Even though GO-based methods can predict novel proteins based on the GO information obtained from their homologous proteins [213, 215], some researchers still argue that the prediction is equivalent to using the annotated localization of the homologs (i.e. using BLAST [5] with homologous transfer). They argue that GO-based methods are in fact equivalent to mining the annotations of homologous proteins retrieved by BLAST, whose subcellular localization information are well annotated or experimentally determined. Namely, they consider GO-based methods as have nothing to do with machine learning; instead they think these methods simply assign the subcellular localization information of the homologs to the target proteins.

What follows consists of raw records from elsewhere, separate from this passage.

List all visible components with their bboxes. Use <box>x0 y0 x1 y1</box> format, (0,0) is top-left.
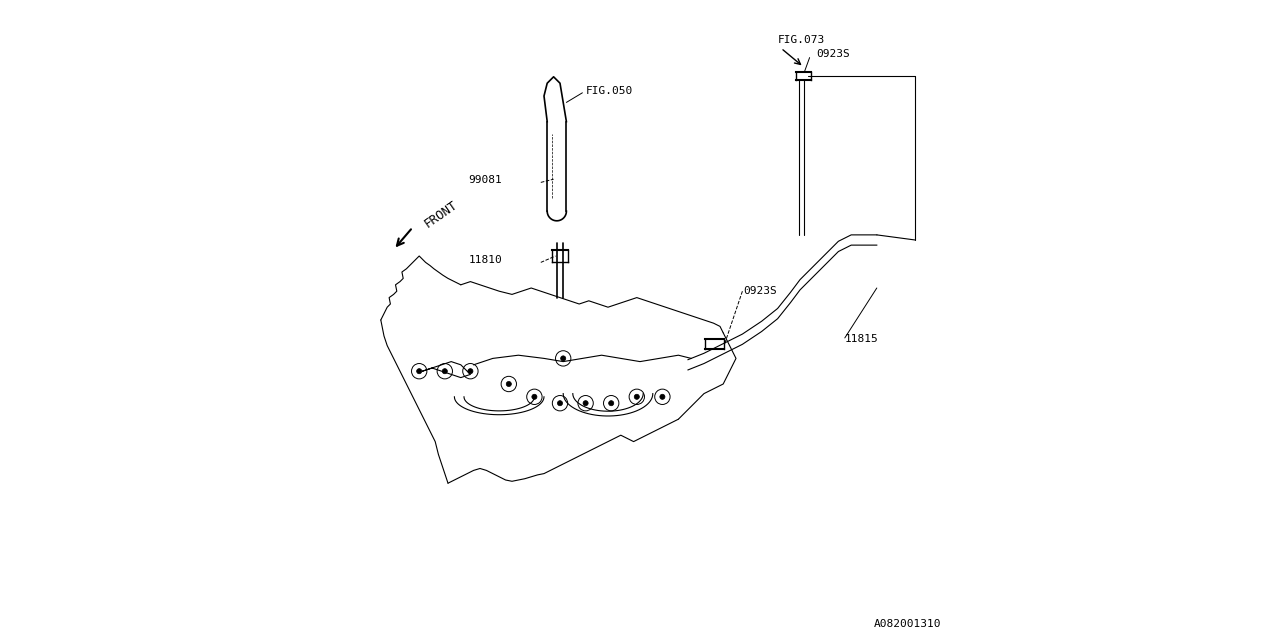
Circle shape <box>609 401 614 406</box>
Circle shape <box>635 394 639 399</box>
Text: FIG.050: FIG.050 <box>585 86 632 96</box>
Circle shape <box>558 401 563 406</box>
Text: 0923S: 0923S <box>744 286 777 296</box>
Text: FRONT: FRONT <box>422 198 460 230</box>
Circle shape <box>443 369 448 374</box>
Text: 0923S: 0923S <box>817 49 850 60</box>
Circle shape <box>584 401 588 406</box>
Circle shape <box>532 394 538 399</box>
Circle shape <box>506 381 511 387</box>
Text: A082001310: A082001310 <box>873 619 941 629</box>
Text: 11810: 11810 <box>468 255 502 266</box>
Text: 99081: 99081 <box>468 175 502 186</box>
Text: 11815: 11815 <box>845 334 878 344</box>
Circle shape <box>417 369 422 374</box>
Circle shape <box>468 369 474 374</box>
Circle shape <box>660 394 666 399</box>
Text: FIG.073: FIG.073 <box>778 35 826 45</box>
Circle shape <box>561 356 566 361</box>
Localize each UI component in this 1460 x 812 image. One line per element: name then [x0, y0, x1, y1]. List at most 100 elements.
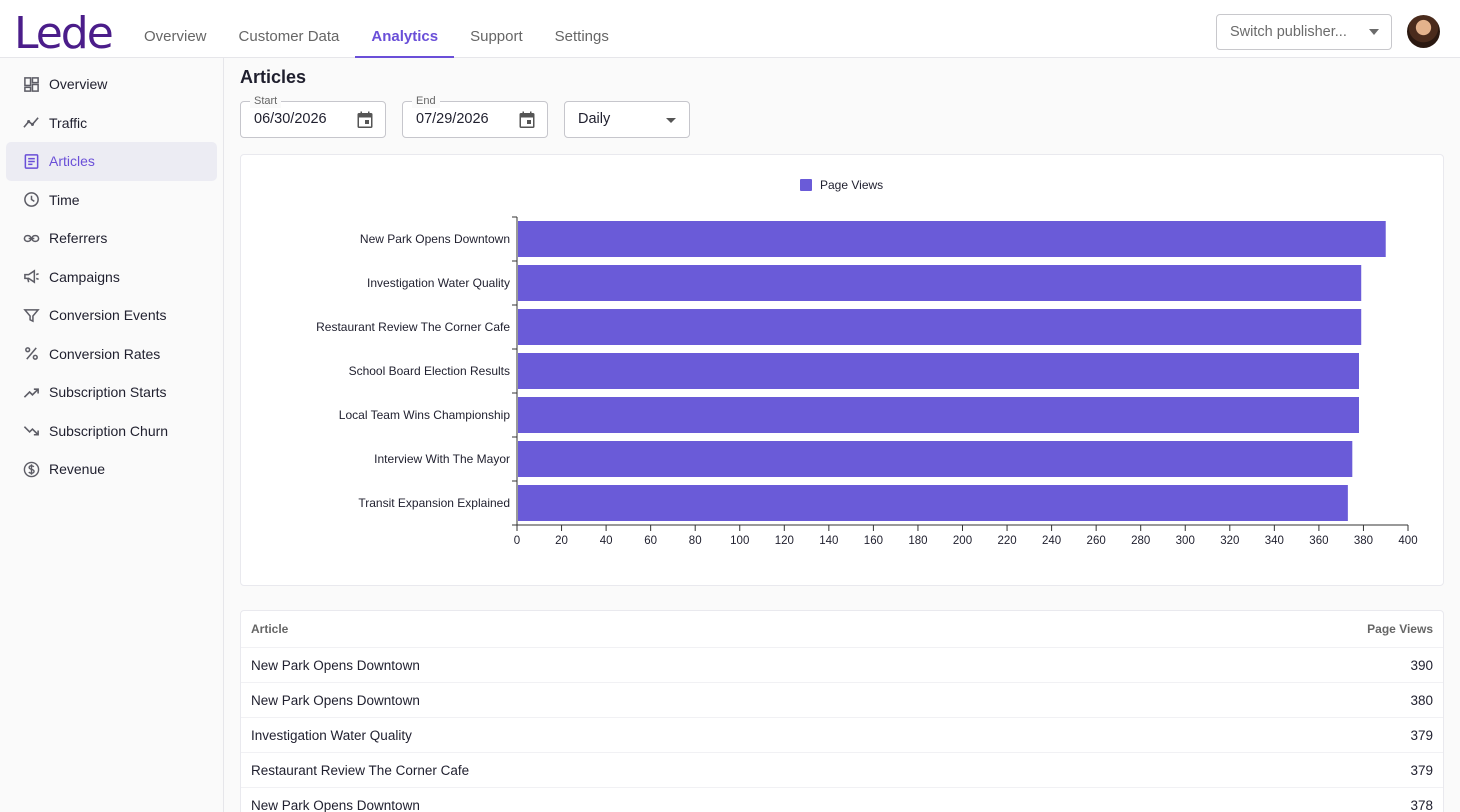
calendar-icon[interactable]	[355, 110, 375, 130]
x-tick-label: 140	[819, 535, 838, 547]
trending-up-icon	[22, 383, 40, 401]
topnav-analytics[interactable]: Analytics	[355, 0, 454, 58]
chart-legend[interactable]: Page Views	[800, 178, 883, 192]
sidebar-item-label: Revenue	[49, 461, 106, 478]
y-tick-label: Restaurant Review The Corner Cafe	[316, 320, 510, 334]
sidebar-item-label: Subscription Starts	[49, 384, 167, 401]
x-tick-label: 260	[1087, 535, 1106, 547]
bar[interactable]	[518, 309, 1362, 345]
sidebar-item-campaigns[interactable]: Campaigns	[6, 258, 217, 297]
page-title: Articles	[240, 67, 307, 87]
table-row[interactable]: Restaurant Review The Corner Cafe 379	[241, 752, 1443, 787]
sidebar-item-label: Conversion Events	[49, 307, 167, 324]
sidebar-item-label: Time	[49, 191, 80, 208]
x-tick-label: 300	[1176, 535, 1195, 547]
sidebar-item-traffic[interactable]: Traffic	[6, 104, 217, 143]
x-tick-label: 120	[775, 535, 794, 547]
x-tick-label: 280	[1131, 535, 1150, 547]
sidebar-item-label: Subscription Churn	[49, 422, 169, 439]
app-logo[interactable]: Lede	[14, 8, 114, 59]
end-date-field[interactable]: End 07/29/2026	[402, 94, 548, 138]
table-header: Article Page Views	[241, 611, 1443, 647]
caret-down-icon	[1369, 29, 1379, 35]
y-tick-label: School Board Election Results	[349, 364, 510, 378]
top-nav: Overview Customer Data Analytics Support…	[128, 0, 625, 58]
cell-page-views: 380	[1410, 692, 1433, 708]
publisher-select[interactable]: Switch publisher...	[1216, 14, 1392, 50]
publisher-select-placeholder: Switch publisher...	[1230, 24, 1347, 40]
topnav-settings[interactable]: Settings	[554, 28, 609, 45]
x-tick-label: 340	[1265, 535, 1284, 547]
x-tick-label: 160	[864, 535, 883, 547]
topnav-customer-data[interactable]: Customer Data	[238, 28, 340, 45]
sidebar-item-articles[interactable]: Articles	[6, 142, 217, 181]
cell-page-views: 379	[1410, 762, 1433, 778]
y-tick-label: Transit Expansion Explained	[358, 496, 510, 510]
table-row[interactable]: New Park Opens Downtown 380	[241, 682, 1443, 717]
sidebar-item-label: Overview	[49, 76, 108, 93]
sidebar-item-label: Campaigns	[49, 268, 120, 285]
calendar-icon[interactable]	[517, 110, 537, 130]
cell-page-views: 379	[1410, 727, 1433, 743]
sidebar-item-referrers[interactable]: Referrers	[6, 219, 217, 258]
column-header-article[interactable]: Article	[251, 622, 289, 636]
bar[interactable]	[518, 221, 1386, 257]
legend-label: Page Views	[820, 178, 884, 192]
bar[interactable]	[518, 353, 1359, 389]
interval-select[interactable]: Daily	[564, 101, 690, 138]
start-date-field[interactable]: Start 06/30/2026	[240, 94, 386, 138]
bar[interactable]	[518, 265, 1362, 301]
start-date-value: 06/30/2026	[254, 111, 327, 127]
sidebar-item-conversion-rates[interactable]: Conversion Rates	[6, 335, 217, 374]
table-row[interactable]: New Park Opens Downtown 390	[241, 647, 1443, 682]
main-content: Articles Start 06/30/2026 End 07/29/2026…	[225, 58, 1460, 812]
end-date-value: 07/29/2026	[416, 111, 489, 127]
table-row[interactable]: Investigation Water Quality 379	[241, 717, 1443, 752]
cell-article: Restaurant Review The Corner Cafe	[251, 762, 470, 778]
sidebar-item-label: Conversion Rates	[49, 345, 161, 362]
sidebar-item-label: Referrers	[49, 230, 108, 247]
bar[interactable]	[518, 441, 1353, 477]
bar[interactable]	[518, 485, 1348, 521]
user-avatar[interactable]	[1407, 15, 1440, 48]
x-tick-label: 360	[1309, 535, 1328, 547]
start-date-label: Start	[250, 94, 282, 108]
x-tick-label: 220	[997, 535, 1016, 547]
topnav-overview[interactable]: Overview	[144, 28, 207, 45]
x-tick-label: 240	[1042, 535, 1061, 547]
link-icon	[22, 229, 40, 247]
bar-chart: New Park Opens Downtown Investigation Wat…	[316, 216, 1418, 547]
cell-article: New Park Opens Downtown	[251, 657, 420, 673]
sidebar-item-overview[interactable]: Overview	[6, 65, 217, 104]
cell-page-views: 390	[1410, 657, 1433, 673]
dollar-icon	[22, 460, 40, 478]
bar[interactable]	[518, 397, 1359, 433]
articles-table: Article Page Views New Park Opens Downto…	[240, 610, 1444, 812]
x-tick-label: 180	[908, 535, 927, 547]
interval-select-value: Daily	[578, 111, 611, 127]
column-header-page-views[interactable]: Page Views	[1367, 622, 1433, 636]
chart-card: Page Views New Park Opens Downtown Invest…	[240, 154, 1444, 586]
x-tick-label: 60	[644, 535, 657, 547]
x-tick-label: 200	[953, 535, 972, 547]
sidebar-item-revenue[interactable]: Revenue	[6, 450, 217, 489]
clock-icon	[22, 191, 40, 209]
x-tick-label: 100	[730, 535, 749, 547]
x-tick-label: 320	[1220, 535, 1239, 547]
topnav-support[interactable]: Support	[470, 28, 523, 45]
sidebar-item-subscription-starts[interactable]: Subscription Starts	[6, 373, 217, 412]
sidebar-item-conversion-events[interactable]: Conversion Events	[6, 296, 217, 335]
table-row[interactable]: New Park Opens Downtown 378	[241, 787, 1443, 812]
x-tick-label: 80	[689, 535, 702, 547]
sidebar-item-label: Articles	[49, 153, 95, 170]
cell-article: Investigation Water Quality	[251, 727, 412, 743]
x-tick-label: 380	[1354, 535, 1373, 547]
filter-icon	[22, 306, 40, 324]
percent-icon	[22, 345, 40, 363]
legend-swatch	[800, 179, 812, 191]
sidebar-item-subscription-churn[interactable]: Subscription Churn	[6, 412, 217, 451]
trending-down-icon	[22, 422, 40, 440]
caret-down-icon	[666, 118, 676, 123]
y-tick-label: New Park Opens Downtown	[360, 232, 510, 246]
sidebar-item-time[interactable]: Time	[6, 181, 217, 220]
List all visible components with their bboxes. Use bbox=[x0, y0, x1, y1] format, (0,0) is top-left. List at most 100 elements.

This claim is clearly proved to be untenable in Table 9.4 of Chapter 9, which demonstrates that GO-based methods remarkably outperform methods that only use BLAST and homologous transfer. More details of the procedures can be found in Section 9.1.4 of Chapter 9. In addtion, Briesemeister et al. [24] also suggested that using BLAST alone is not sufficient for reliable prediction.

3.4 More reasons for using GO information

As suggested by Chou [38], as long as the input of query proteins for predictors is the sequence information without any GO annotation information and the output is the subcellular localization information, there is no difference between non-GO-based methods and GO-based methods, which should be regarded as equally legitimate for subcellular localization.

Some other papers [48, 222] also provide strong arguments supporting the legitimacy of using GO information for subcellular localization. In particular, as suggested by [48], the good performance of GO-based methods is due to the fact that the feature vectors in the GO space can better reflect their subcellular locations than those in the Euclidean space or any other simple geometric space.